Hémicycle, photo Sénat © Sénat
Rappelez-vous. Nous sommes en juin 2017, deux mois après l’élection d’Emmanuel Macron. Une vague de nouveaux députés du parti présidentiel, souvent jeunes et sans expérience, déferle à l'Assemblée nationale. Cette transformation massive de l’hémicycle s'inscrit dans une série de réformes destinées à transformer le Parlement. On peut citer, par exemple, la fin du cumul des mandats et l’interdiction des élus d’employer des membres de leur famille. À cela s’ajoutent des obligations nouvelles de transparence sur les intérêts et les activités des élus imposées par la Haute Autorité pour la transparence de la vie publique (HATVP). Comment les parlementaires français s’adaptent-ils à ces bouleversements ? Ces nouvelles exigences répondent-elles aux attentes d’une société civile toujours plus critique ?
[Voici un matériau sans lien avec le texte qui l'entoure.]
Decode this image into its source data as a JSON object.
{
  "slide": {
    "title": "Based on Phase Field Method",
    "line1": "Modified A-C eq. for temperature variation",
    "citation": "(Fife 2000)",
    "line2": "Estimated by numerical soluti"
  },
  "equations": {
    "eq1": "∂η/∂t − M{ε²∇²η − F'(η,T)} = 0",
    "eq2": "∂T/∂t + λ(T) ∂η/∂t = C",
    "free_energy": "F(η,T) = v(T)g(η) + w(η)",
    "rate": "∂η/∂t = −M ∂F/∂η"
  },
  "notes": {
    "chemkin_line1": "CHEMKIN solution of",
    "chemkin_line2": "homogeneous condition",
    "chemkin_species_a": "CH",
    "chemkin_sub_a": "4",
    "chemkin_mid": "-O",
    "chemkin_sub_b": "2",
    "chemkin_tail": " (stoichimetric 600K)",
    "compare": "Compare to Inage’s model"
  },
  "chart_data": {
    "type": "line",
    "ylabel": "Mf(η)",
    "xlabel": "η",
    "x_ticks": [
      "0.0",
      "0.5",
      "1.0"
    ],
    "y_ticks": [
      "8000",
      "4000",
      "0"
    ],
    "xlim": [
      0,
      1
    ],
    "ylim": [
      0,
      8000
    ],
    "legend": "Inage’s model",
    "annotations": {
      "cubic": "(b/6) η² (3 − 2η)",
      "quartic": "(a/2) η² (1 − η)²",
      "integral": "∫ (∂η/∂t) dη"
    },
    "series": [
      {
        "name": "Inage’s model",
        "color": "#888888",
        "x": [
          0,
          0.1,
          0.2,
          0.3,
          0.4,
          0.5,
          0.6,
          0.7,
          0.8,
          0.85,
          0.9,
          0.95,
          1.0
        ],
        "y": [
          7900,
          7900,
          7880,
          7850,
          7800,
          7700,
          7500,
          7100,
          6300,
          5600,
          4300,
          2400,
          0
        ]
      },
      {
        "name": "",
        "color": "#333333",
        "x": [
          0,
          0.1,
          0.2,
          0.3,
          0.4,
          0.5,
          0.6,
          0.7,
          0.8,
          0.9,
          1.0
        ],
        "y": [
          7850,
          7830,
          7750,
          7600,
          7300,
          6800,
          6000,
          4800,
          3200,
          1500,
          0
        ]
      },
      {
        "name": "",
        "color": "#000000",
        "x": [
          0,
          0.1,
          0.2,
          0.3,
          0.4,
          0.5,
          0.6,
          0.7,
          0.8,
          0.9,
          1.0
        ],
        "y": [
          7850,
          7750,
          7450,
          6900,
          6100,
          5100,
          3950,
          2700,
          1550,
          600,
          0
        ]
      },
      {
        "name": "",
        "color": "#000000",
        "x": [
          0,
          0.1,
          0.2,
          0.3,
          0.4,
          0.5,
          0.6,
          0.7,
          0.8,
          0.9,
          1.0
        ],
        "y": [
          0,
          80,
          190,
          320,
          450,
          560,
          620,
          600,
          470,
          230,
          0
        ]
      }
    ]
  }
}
C’est dans ce contexte que s’inscrit le projet POLIT-ECON1, dirigé par Benjamin Monnery, chercheur au laboratoire EconomiX2. Il réunit des experts en économie, en droit et en science politique qui ont décortiqué de multiples données ouvertes sur nos parlementaires. Jusqu’à présent peu exploitées, ces informations publiques peuvent nous renseigner sur les motivations des élus, les stratégies qu’ils déploient et la perception qu’en ont les citoyens.
Décrypter les motivations parlementaires
Que se cache-t-il derrière les actions de nos élus ? Quelles sont leurs intentions ? À qui bénéficient leurs décisions ? L’un des enjeux du projet était de mieux comprendre les comportements des élus. Pour cela, les chercheurs ont passé à la loupe leurs activités. Par exemple : les lois qu’ils proposent, leurs interventions à l'Assemblée ou dans les médias, etc. Avec ces indicateurs, les scientifiques mettent en lumière des dynamiques complexes mêlant motivations personnelles, pression publique et contraintes électorales.
Par exemple, lorsqu’un classement d’assiduité des députés est publié par la presse, certains élus modifient leur comportement. « Nous avons observé une augmentation de leur participation en séance après la diffusion de ces classements. Cela montre combien l’image publique et la réputation sont des leviers importants dans leurs actions », illustre Benjamin Monnery.
Les données sur des pratiques désormais révolues, comme l’attribution des fonds de la réserve parlementaire, mettent en avant d’autres stratégies plus électoralistes. Jusqu’en 2017, chaque parlementaire pouvait distribuer annuellement 150 000 € de fonds publics. « Aucun contrôle sur leur usage n’avait été mené. Nous avons montré qu’ils servaient à la fois lors des campagnes municipales et sénatoriales de sénateurs ayant cette double casquette », précise l’économiste.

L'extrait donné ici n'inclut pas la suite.